Barney: What'ya say, Fred?
Fred: I SAID "OH!"
- One episode of the Looney Tunes, "From Hare to Heir", had Bugs Bunny promise Yosemite Sam (who is short on money) a million pounds provided he keep his Hair-Trigger Temper (get it) in check. What follows is Bugs deducting bit by bit with each outburst. In one scene, as Bugs and Sam are eating at different ends of a very long table, Bugs frequently asks for various things, forcing Sam walk all the way down to the far end of the table. Each time as he's walking all the way back to be seated, Bugs calls back for another item. This causes Sam to lose his temper, prompting Bugs to reduce 300 pounds (which makes Sam go into a rage-inducing fit, taking away 400 pounds more).
- The Looney Tunes Show: Happens in "The Shelf" when Daffy is having dinner with Tina. The kicker is that it isn't even Daffy's house; it's Porky's and he is forcing Porky to act as his butler. It ends with Daffy flinging bread rolls at Porky and Tina storming out.
- In Donkey Kong Country, DK and Candy do this in an attempt of DK's to treat Candy to a formal lunch. Naturally, they're so far apart that they have trouble speaking to each other. DK soon gets annoyed with this and moves closer to Candy so they can talk.
- In an episode of the George of the Jungle revival, George wins a booby-trap filled mansion and forces Ape to live there with him. This trope is put in play at dinner time, where Ape sits at one end with a sullen look while George nervously sits on the other far end.

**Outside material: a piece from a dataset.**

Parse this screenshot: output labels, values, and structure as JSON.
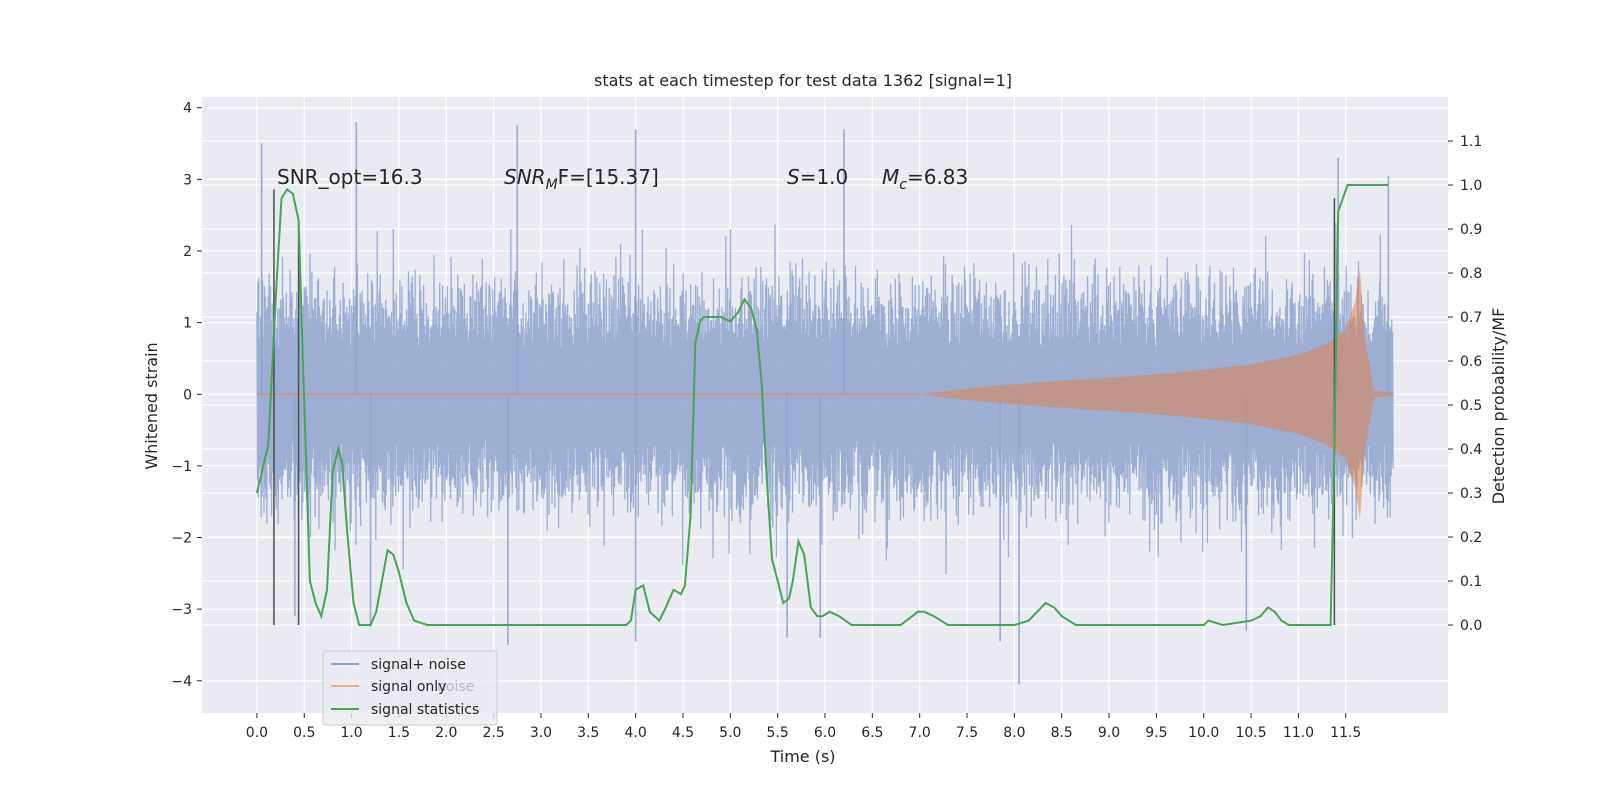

When George asks for the salt, Ape slides it down the table, where it is quickly destroyed by said booby-traps.
- Goldie Gold and Action Jack: Goldie's dinner table is so long that Jack quips that the food will get cold by the time anyone passes the salt.
- Downplayed example in one episode of Seven Little Monsters, where the family moves into a Big Fancy House for a day. While there are seven of them (plus their Ma), the table is still big enough that they need to use a loudspeaker to ask for the salt.

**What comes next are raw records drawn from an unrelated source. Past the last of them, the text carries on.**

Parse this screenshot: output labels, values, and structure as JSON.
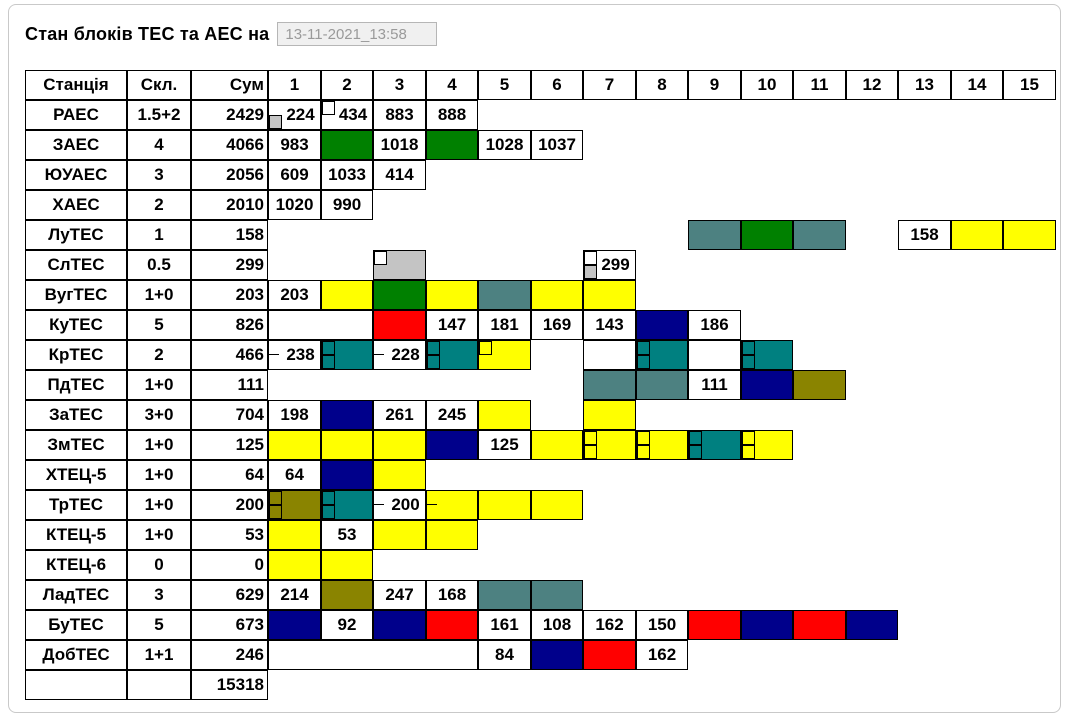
{
  "title": "Стан блоків ТЕС та АЕС на",
  "datetime_value": "13-11-2021_13:58",
  "colors": {
    "white": "#FFFFFF",
    "yellow": "#FFFF00",
    "green": "#008000",
    "teal": "#008080",
    "grayteal": "#4D8181",
    "navy": "#00008B",
    "red": "#FF0000",
    "olive": "#8A8400",
    "gray": "#C4C4C4",
    "border": "#000000"
  },
  "table": {
    "headers": {
      "station": "Станція",
      "skl": "Скл.",
      "sum": "Сум",
      "units": [
        "1",
        "2",
        "3",
        "4",
        "5",
        "6",
        "7",
        "8",
        "9",
        "10",
        "11",
        "12",
        "13",
        "14",
        "15"
      ]
    },
    "rows": [
      {
        "station": "РАЕС",
        "skl": "1.5+2",
        "sum": "2429",
        "cells": [
          {
            "c": 1,
            "bg": "white",
            "text": "224",
            "mk": {
              "b": "g"
            }
          },
          {
            "c": 2,
            "bg": "white",
            "text": "434",
            "mk": {
              "t": "w"
            }
          },
          {
            "c": 3,
            "bg": "white",
            "text": "883"
          },
          {
            "c": 4,
            "bg": "white",
            "text": "888"
          }
        ]
      },
      {
        "station": "ЗАЕС",
        "skl": "4",
        "sum": "4066",
        "cells": [
          {
            "c": 1,
            "bg": "white",
            "text": "983"
          },
          {
            "c": 2,
            "bg": "green"
          },
          {
            "c": 3,
            "bg": "white",
            "text": "1018"
          },
          {
            "c": 4,
            "bg": "green"
          },
          {
            "c": 5,
            "bg": "white",
            "text": "1028"
          },
          {
            "c": 6,
            "bg": "white",
            "text": "1037"
          }
        ]
      },
      {
        "station": "ЮУАЕС",
        "skl": "3",
        "sum": "2056",
        "cells": [
          {
            "c": 1,
            "bg": "white",
            "text": "609"
          },
          {
            "c": 2,
            "bg": "white",
            "text": "1033"
          },
          {
            "c": 3,
            "bg": "white",
            "text": "414"
          }
        ]
      },
      {
        "station": "ХАЕС",
        "skl": "2",
        "sum": "2010",
        "cells": [
          {
            "c": 1,
            "bg": "white",
            "text": "1020"
          },
          {
            "c": 2,
            "bg": "white",
            "text": "990"
          }
        ]
      },
      {
        "station": "ЛуТЕС",
        "skl": "1",
        "sum": "158",
        "cells": [
          {
            "c": 9,
            "bg": "grayteal"
          },
          {
            "c": 10,
            "bg": "green"
          },
          {
            "c": 11,
            "bg": "grayteal"
          },
          {
            "c": 13,
            "bg": "white",
            "text": "158"
          },
          {
            "c": 14,
            "bg": "yellow"
          },
          {
            "c": 15,
            "bg": "yellow"
          }
        ]
      },
      {
        "station": "СлТЕС",
        "skl": "0.5",
        "sum": "299",
        "cells": [
          {
            "c": 3,
            "bg": "gray",
            "mk": {
              "t": "w"
            }
          },
          {
            "c": 7,
            "bg": "white",
            "text": "299",
            "mk": {
              "t": "w",
              "b": "g"
            }
          }
        ]
      },
      {
        "station": "ВугТЕС",
        "skl": "1+0",
        "sum": "203",
        "cells": [
          {
            "c": 1,
            "bg": "white",
            "text": "203"
          },
          {
            "c": 2,
            "bg": "yellow"
          },
          {
            "c": 3,
            "bg": "green"
          },
          {
            "c": 4,
            "bg": "yellow"
          },
          {
            "c": 5,
            "bg": "grayteal"
          },
          {
            "c": 6,
            "bg": "yellow"
          },
          {
            "c": 7,
            "bg": "yellow"
          }
        ]
      },
      {
        "station": "КуТЕС",
        "skl": "5",
        "sum": "826",
        "cells": [
          {
            "c": 1,
            "span": 2,
            "bg": "white"
          },
          {
            "c": 3,
            "bg": "red"
          },
          {
            "c": 4,
            "bg": "white",
            "text": "147"
          },
          {
            "c": 5,
            "bg": "white",
            "text": "181"
          },
          {
            "c": 6,
            "bg": "white",
            "text": "169"
          },
          {
            "c": 7,
            "bg": "white",
            "text": "143"
          },
          {
            "c": 8,
            "bg": "navy"
          },
          {
            "c": 9,
            "bg": "white",
            "text": "186"
          }
        ]
      },
      {
        "station": "КрТЕС",
        "skl": "2",
        "sum": "466",
        "cells": [
          {
            "c": 1,
            "bg": "white",
            "text": "238",
            "mk": {
              "t": "ln"
            }
          },
          {
            "c": 2,
            "bg": "teal",
            "mk": {
              "t": "s",
              "b": "s"
            }
          },
          {
            "c": 3,
            "bg": "white",
            "text": "228",
            "mk": {
              "t": "ln"
            }
          },
          {
            "c": 4,
            "bg": "teal",
            "mk": {
              "t": "s",
              "b": "s"
            }
          },
          {
            "c": 5,
            "bg": "yellow",
            "mk": {
              "t": "s"
            }
          },
          {
            "c": 7,
            "bg": "white"
          },
          {
            "c": 8,
            "bg": "teal",
            "mk": {
              "t": "s",
              "b": "s"
            }
          },
          {
            "c": 9,
            "bg": "white"
          },
          {
            "c": 10,
            "bg": "teal",
            "mk": {
              "t": "s",
              "b": "s"
            }
          }
        ]
      },
      {
        "station": "ПдТЕС",
        "skl": "1+0",
        "sum": "111",
        "cells": [
          {
            "c": 7,
            "bg": "grayteal"
          },
          {
            "c": 8,
            "bg": "grayteal"
          },
          {
            "c": 9,
            "bg": "white",
            "text": "111"
          },
          {
            "c": 10,
            "bg": "navy"
          },
          {
            "c": 11,
            "bg": "olive"
          }
        ]
      },
      {
        "station": "ЗаТЕС",
        "skl": "3+0",
        "sum": "704",
        "cells": [
          {
            "c": 1,
            "bg": "white",
            "text": "198"
          },
          {
            "c": 2,
            "bg": "navy"
          },
          {
            "c": 3,
            "bg": "white",
            "text": "261"
          },
          {
            "c": 4,
            "bg": "white",
            "text": "245"
          },
          {
            "c": 5,
            "bg": "yellow"
          },
          {
            "c": 7,
            "bg": "yellow"
          }
        ]
      },
      {
        "station": "ЗмТЕС",
        "skl": "1+0",
        "sum": "125",
        "cells": [
          {
            "c": 1,
            "bg": "yellow"
          },
          {
            "c": 2,
            "bg": "yellow"
          },
          {
            "c": 3,
            "bg": "yellow"
          },
          {
            "c": 4,
            "bg": "navy"
          },
          {
            "c": 5,
            "bg": "white",
            "text": "125"
          },
          {
            "c": 6,
            "bg": "yellow"
          },
          {
            "c": 7,
            "bg": "yellow",
            "mk": {
              "t": "s",
              "b": "s"
            }
          },
          {
            "c": 8,
            "bg": "yellow",
            "mk": {
              "t": "s",
              "b": "s"
            }
          },
          {
            "c": 9,
            "bg": "teal",
            "mk": {
              "t": "s",
              "b": "s"
            }
          },
          {
            "c": 10,
            "bg": "yellow",
            "mk": {
              "t": "s",
              "b": "s"
            }
          }
        ]
      },
      {
        "station": "ХТЕЦ-5",
        "skl": "1+0",
        "sum": "64",
        "cells": [
          {
            "c": 1,
            "bg": "white",
            "text": "64"
          },
          {
            "c": 2,
            "bg": "navy"
          },
          {
            "c": 3,
            "bg": "yellow"
          }
        ]
      },
      {
        "station": "ТрТЕС",
        "skl": "1+0",
        "sum": "200",
        "cells": [
          {
            "c": 1,
            "bg": "olive",
            "mk": {
              "t": "s",
              "b": "s"
            }
          },
          {
            "c": 2,
            "bg": "teal",
            "mk": {
              "t": "s",
              "b": "s"
            }
          },
          {
            "c": 3,
            "bg": "white",
            "text": "200",
            "mk": {
              "t": "ln"
            }
          },
          {
            "c": 4,
            "bg": "yellow",
            "mk": {
              "t": "ln"
            }
          },
          {
            "c": 5,
            "bg": "yellow"
          },
          {
            "c": 6,
            "bg": "yellow"
          }
        ]
      },
      {
        "station": "КТЕЦ-5",
        "skl": "1+0",
        "sum": "53",
        "cells": [
          {
            "c": 1,
            "bg": "yellow"
          },
          {
            "c": 2,
            "bg": "white",
            "text": "53"
          },
          {
            "c": 3,
            "bg": "yellow"
          },
          {
            "c": 4,
            "bg": "yellow"
          }
        ]
      },
      {
        "station": "КТЕЦ-6",
        "skl": "0",
        "sum": "0",
        "cells": [
          {
            "c": 1,
            "bg": "yellow"
          },
          {
            "c": 2,
            "bg": "yellow"
          }
        ]
      },
      {
        "station": "ЛадТЕС",
        "skl": "3",
        "sum": "629",
        "cells": [
          {
            "c": 1,
            "bg": "white",
            "text": "214"
          },
          {
            "c": 2,
            "bg": "olive"
          },
          {
            "c": 3,
            "bg": "white",
            "text": "247"
          },
          {
            "c": 4,
            "bg": "white",
            "text": "168"
          },
          {
            "c": 5,
            "bg": "grayteal"
          },
          {
            "c": 6,
            "bg": "grayteal"
          }
        ]
      },
      {
        "station": "БуТЕС",
        "skl": "5",
        "sum": "673",
        "cells": [
          {
            "c": 1,
            "bg": "navy"
          },
          {
            "c": 2,
            "bg": "white",
            "text": "92"
          },
          {
            "c": 3,
            "bg": "navy"
          },
          {
            "c": 4,
            "bg": "red"
          },
          {
            "c": 5,
            "bg": "white",
            "text": "161"
          },
          {
            "c": 6,
            "bg": "white",
            "text": "108"
          },
          {
            "c": 7,
            "bg": "white",
            "text": "162"
          },
          {
            "c": 8,
            "bg": "white",
            "text": "150"
          },
          {
            "c": 9,
            "bg": "red"
          },
          {
            "c": 10,
            "bg": "navy"
          },
          {
            "c": 11,
            "bg": "red"
          },
          {
            "c": 12,
            "bg": "navy"
          }
        ]
      },
      {
        "station": "ДобТЕС",
        "skl": "1+1",
        "sum": "246",
        "cells": [
          {
            "c": 1,
            "span": 4,
            "bg": "white"
          },
          {
            "c": 5,
            "bg": "white",
            "text": "84"
          },
          {
            "c": 6,
            "bg": "navy"
          },
          {
            "c": 7,
            "bg": "red"
          },
          {
            "c": 8,
            "bg": "white",
            "text": "162"
          }
        ]
      }
    ],
    "total_sum": "15318"
  }
}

- Justice League. In an Alternate Universe where the Justice League has taken over the world in an enforced utopia, Superman and Lois Lane are shown at opposite ends of an (albeit normal-sized) dinner table, to show her disapproval of his actions.
Superman: It's cold.Lois: It's gazpacho — it's meant to be cold.Superman: I don't mean the soup.

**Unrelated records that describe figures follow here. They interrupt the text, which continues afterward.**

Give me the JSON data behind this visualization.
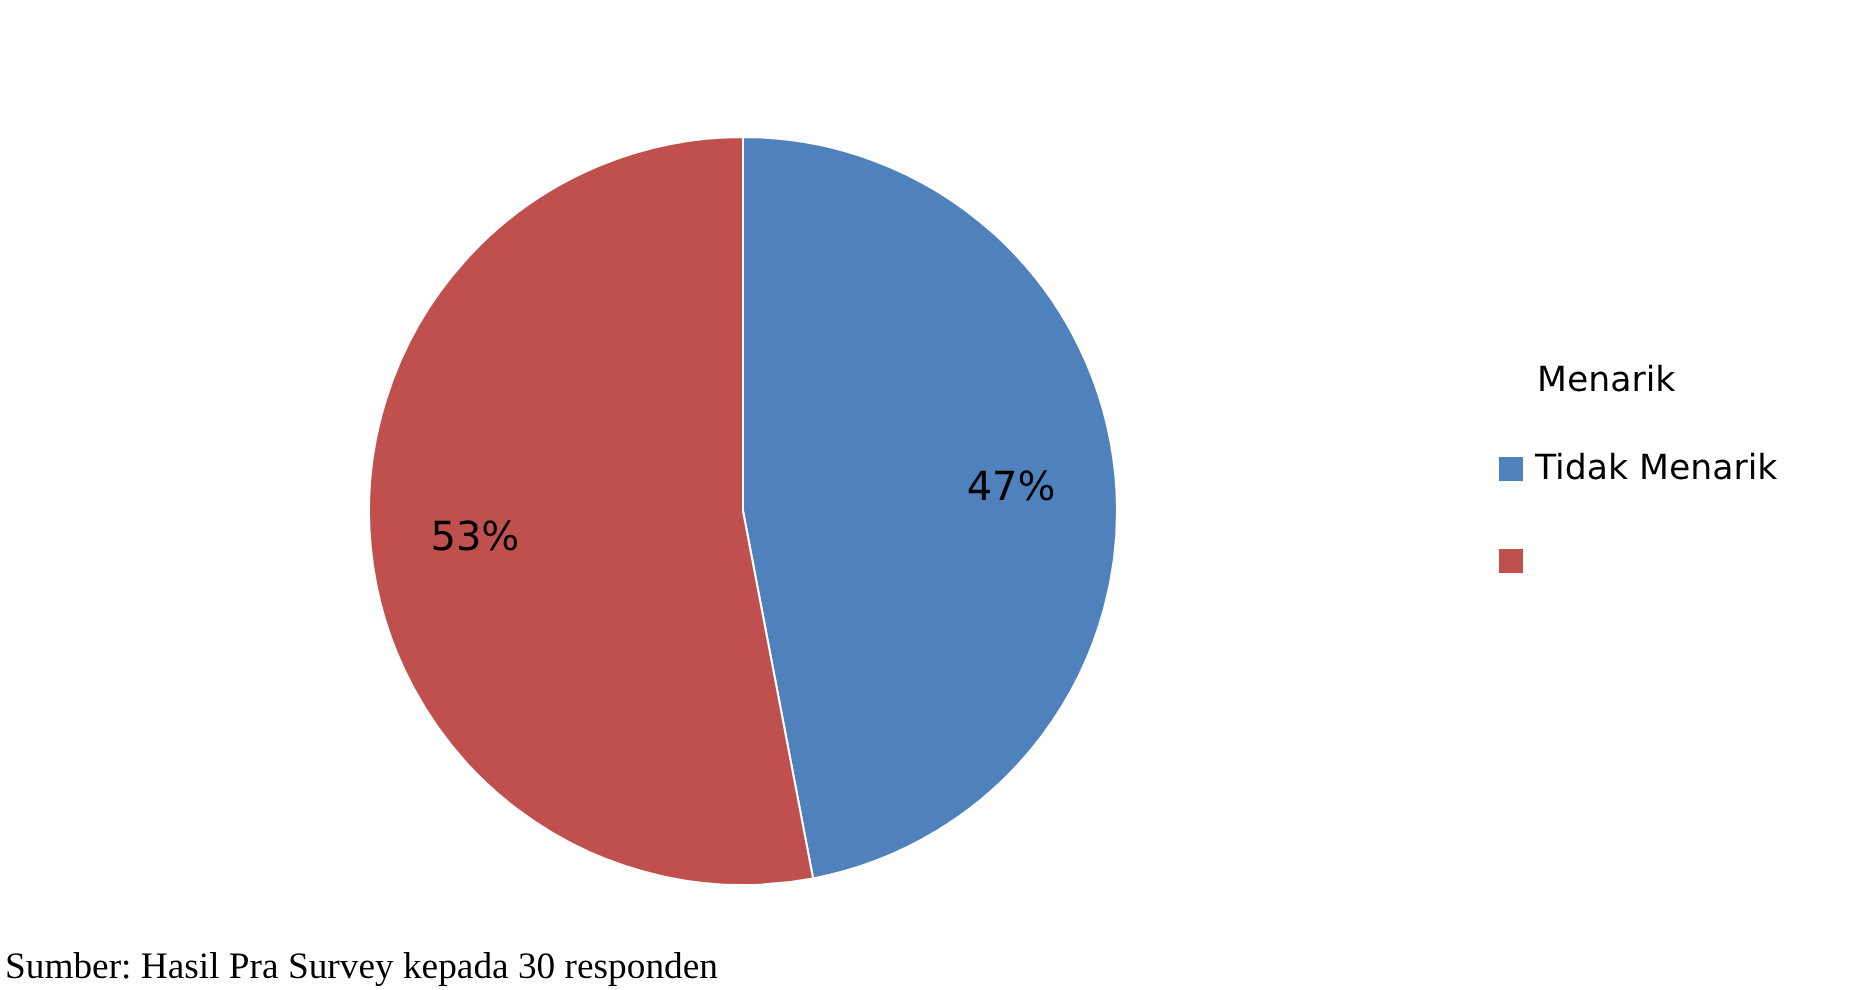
{
  "chart_data": {
    "type": "pie",
    "legend_title": "Menarik",
    "categories": [
      "Tidak Menarik",
      null
    ],
    "values": [
      47,
      53
    ],
    "colors": [
      "#4f81bd",
      "#c0504d"
    ],
    "value_labels": [
      "47%",
      "53%"
    ],
    "legend": "right",
    "annotations": [
      "Sumber: Hasil Pra Survey kepada 30 responden"
    ]
  }
}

- The Venture Bros.: In "Love Bheits", villainous dictator Baron Underbheit dines with his forced bride-to-be (actually Dean Venture in drag). They sit at opposite ends of a table so long that Dean can't hear anything the Baron says. The Baron drags his chair closer so they can talk. In this example, closing the distance makes the atmosphere more uncomfortable.
- The state of affairs between Consuelo Vanderbilt and her loathed husband the Duke of Marlborough (he was the first cousin of Winston Churchill). Because etiquette dictated that they must at least dine together, they made the best of it by eating at the opposite ends of a room-length banquet table; the table also had an 100-pound silver centerpiece placed in the middle to prevent the couple from accidentally making eye contact.
- The Paris Peace Accords that negotiated the withdrawal of US forces from Vietnam were held up by a debate over the shape of the conference table.